Selon des collaborateurs de l'entreprise, qui ont parlé avec Reuters, plus de mille comptes Hotmail ont été piratés depuis mai 2011, préalablement à la décision prise. Il s'agissait des boîtes mail de dirigeants tibétains et ouïghours, de diplomates japonais et africains, d'avocats des droits de l'homme et d'autres personnes exerçant des métiers sensibles.
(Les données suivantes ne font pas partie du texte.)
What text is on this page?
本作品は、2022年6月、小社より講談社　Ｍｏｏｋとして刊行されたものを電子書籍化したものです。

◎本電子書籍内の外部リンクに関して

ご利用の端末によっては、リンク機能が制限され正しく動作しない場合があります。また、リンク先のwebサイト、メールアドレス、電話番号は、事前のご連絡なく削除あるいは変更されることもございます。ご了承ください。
Lorsqu'elle découvrit l'attaque, Microsoft ne fit pas le lien avec un gouvernement quelconque, mais par après, Trend Micro se rendit compte qu'il s'agissait de ce qu'on appelle une 'state sponsored attack' (attaque parrainée par un état), lancée en l'occurrence depuis la Chine. Au lieu d'en informer les victimes, celles-ci furent simplement invitées à choisir un nouveau mot de passe, tandis que Microsoft colmata la brèche qui avait permis l'attaque.

Selon les sources de Reuters, des débats internes eurent lieu quant à savoir s'il fallait prévenir les victimes, mais l'on y renonça pour ne pas offenser les autorités chinoises.